Mastering Due Diligence Brings New Investments

Doing so is particularly important for new managers

July-August 2010

As the economic recovery begins to draw new money into the hedge fund space, the number of new fund managers is on the rise. Studies have shown that these rookie managers tend to outperform their more experienced counterparts – but the newcomers have their work cut out for them in the current environment, as the financial crisis has resulted in a more guarded investment community.

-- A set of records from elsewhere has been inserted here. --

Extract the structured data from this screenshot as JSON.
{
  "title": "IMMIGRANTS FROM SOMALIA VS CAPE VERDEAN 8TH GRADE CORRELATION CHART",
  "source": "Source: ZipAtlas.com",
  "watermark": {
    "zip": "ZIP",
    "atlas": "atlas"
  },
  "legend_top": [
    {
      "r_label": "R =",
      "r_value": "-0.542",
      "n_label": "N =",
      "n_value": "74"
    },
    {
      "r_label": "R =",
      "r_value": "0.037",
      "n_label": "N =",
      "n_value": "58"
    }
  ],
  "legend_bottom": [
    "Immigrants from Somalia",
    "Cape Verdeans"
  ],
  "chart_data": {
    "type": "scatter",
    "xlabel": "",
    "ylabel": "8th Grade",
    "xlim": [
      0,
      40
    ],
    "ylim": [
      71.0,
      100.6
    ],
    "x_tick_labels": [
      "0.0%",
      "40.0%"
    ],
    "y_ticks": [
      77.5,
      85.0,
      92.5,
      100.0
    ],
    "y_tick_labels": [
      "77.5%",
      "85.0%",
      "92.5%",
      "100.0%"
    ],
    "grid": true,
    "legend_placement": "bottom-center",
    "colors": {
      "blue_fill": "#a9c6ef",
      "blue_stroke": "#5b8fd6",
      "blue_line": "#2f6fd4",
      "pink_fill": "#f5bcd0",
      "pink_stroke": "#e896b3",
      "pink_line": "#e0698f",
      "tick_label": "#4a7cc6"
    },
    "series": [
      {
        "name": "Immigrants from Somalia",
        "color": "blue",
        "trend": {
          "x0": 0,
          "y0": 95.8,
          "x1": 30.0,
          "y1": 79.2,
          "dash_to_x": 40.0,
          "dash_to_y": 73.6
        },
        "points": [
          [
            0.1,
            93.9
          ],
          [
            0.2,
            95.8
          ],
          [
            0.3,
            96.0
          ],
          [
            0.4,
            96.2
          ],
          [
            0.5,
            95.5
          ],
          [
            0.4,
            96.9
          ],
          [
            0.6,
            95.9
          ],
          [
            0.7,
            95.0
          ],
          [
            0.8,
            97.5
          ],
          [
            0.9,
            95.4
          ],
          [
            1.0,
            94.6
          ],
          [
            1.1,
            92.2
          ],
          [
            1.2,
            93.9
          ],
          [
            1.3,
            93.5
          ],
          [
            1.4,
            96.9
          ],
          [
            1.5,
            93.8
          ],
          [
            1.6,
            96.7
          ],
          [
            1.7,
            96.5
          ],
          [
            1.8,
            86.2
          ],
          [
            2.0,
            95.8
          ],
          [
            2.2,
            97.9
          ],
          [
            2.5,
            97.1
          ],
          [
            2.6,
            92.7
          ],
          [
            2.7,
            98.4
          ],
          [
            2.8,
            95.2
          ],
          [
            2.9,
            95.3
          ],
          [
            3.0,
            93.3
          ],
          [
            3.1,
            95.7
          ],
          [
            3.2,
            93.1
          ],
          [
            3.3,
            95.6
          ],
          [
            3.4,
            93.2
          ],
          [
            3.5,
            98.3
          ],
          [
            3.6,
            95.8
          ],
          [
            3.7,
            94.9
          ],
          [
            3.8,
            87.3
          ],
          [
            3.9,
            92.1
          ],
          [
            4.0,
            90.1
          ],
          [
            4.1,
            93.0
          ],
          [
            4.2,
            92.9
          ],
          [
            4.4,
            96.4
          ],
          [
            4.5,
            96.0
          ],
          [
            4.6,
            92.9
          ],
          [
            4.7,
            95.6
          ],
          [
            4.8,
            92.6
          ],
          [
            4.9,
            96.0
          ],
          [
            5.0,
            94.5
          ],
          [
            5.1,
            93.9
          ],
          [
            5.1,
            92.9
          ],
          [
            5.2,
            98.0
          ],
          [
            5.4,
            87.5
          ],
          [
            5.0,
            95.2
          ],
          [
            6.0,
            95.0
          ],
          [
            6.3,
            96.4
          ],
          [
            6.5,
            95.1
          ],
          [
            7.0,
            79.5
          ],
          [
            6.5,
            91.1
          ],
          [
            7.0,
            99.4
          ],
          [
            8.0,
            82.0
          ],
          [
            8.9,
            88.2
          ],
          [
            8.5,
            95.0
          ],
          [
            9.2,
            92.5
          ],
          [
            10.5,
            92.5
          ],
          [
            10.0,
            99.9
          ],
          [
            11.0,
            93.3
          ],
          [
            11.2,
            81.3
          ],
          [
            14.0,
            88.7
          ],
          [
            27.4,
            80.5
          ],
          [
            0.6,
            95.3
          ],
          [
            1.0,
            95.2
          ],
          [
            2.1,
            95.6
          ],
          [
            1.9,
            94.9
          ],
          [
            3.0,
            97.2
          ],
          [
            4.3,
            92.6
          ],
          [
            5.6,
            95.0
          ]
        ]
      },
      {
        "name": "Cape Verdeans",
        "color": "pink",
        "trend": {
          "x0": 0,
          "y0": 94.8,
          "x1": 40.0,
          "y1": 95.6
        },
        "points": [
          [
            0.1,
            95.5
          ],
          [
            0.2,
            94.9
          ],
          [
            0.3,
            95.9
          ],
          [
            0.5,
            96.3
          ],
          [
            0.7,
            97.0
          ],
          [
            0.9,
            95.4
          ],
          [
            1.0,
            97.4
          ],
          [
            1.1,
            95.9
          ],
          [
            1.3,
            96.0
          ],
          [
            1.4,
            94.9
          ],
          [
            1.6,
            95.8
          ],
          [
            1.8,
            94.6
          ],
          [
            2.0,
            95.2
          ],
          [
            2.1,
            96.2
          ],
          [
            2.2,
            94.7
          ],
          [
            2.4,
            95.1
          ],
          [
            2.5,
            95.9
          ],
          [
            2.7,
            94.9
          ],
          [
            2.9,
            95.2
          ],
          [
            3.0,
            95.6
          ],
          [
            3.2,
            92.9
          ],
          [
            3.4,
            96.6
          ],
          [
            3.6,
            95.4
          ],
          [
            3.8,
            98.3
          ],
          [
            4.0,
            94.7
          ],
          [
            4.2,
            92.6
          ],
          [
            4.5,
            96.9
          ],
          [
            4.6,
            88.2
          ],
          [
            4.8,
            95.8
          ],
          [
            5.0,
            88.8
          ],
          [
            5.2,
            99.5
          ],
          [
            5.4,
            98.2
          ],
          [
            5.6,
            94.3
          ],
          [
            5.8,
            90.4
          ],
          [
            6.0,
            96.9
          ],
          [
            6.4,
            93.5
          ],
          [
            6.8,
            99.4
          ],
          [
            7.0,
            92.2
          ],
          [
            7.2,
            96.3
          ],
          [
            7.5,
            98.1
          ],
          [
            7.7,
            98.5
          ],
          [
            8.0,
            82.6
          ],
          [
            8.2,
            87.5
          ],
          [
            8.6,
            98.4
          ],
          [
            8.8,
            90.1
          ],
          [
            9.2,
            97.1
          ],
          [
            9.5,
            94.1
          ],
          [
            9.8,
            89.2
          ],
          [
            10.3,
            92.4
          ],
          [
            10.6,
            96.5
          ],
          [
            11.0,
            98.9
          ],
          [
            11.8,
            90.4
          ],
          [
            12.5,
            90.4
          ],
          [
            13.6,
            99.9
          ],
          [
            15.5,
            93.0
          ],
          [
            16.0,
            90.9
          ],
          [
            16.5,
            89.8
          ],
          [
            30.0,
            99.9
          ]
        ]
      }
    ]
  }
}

To launch an institutional money management firm in this environment with limited staff and resources, new managers should focus on making investors feel confident that the firm’s business operations are solid. Fundamental operational issues play a key role during the operational due diligence visit. The following tips will help ensure success on all fronts.

Bring in experience
Hire an experienced employee to manage the business. This knowledgeable employee – who usually has a title of CFO, COO or controller – must be empowered by the hedge fund manager to implement industry best practices. Accordingly, the hedge fund manager should carefully consider the credentials, level of experience and skill set that an ideal business manager would bring to the table. First and foremost, the business manager must possess a technical understanding of a wide range of financial instruments, appreciate the roles of the various service providers and have the ability to interface with clients and manage client requests. The bottom line is that this key non-investment hire should give investors the confidence and peace of mind that a capable person is running the business. In addition, hiring a CFO, COO or controller helps to separate duties within the firm and allows the hedge fund manager to focus his time and energy on portfolio management.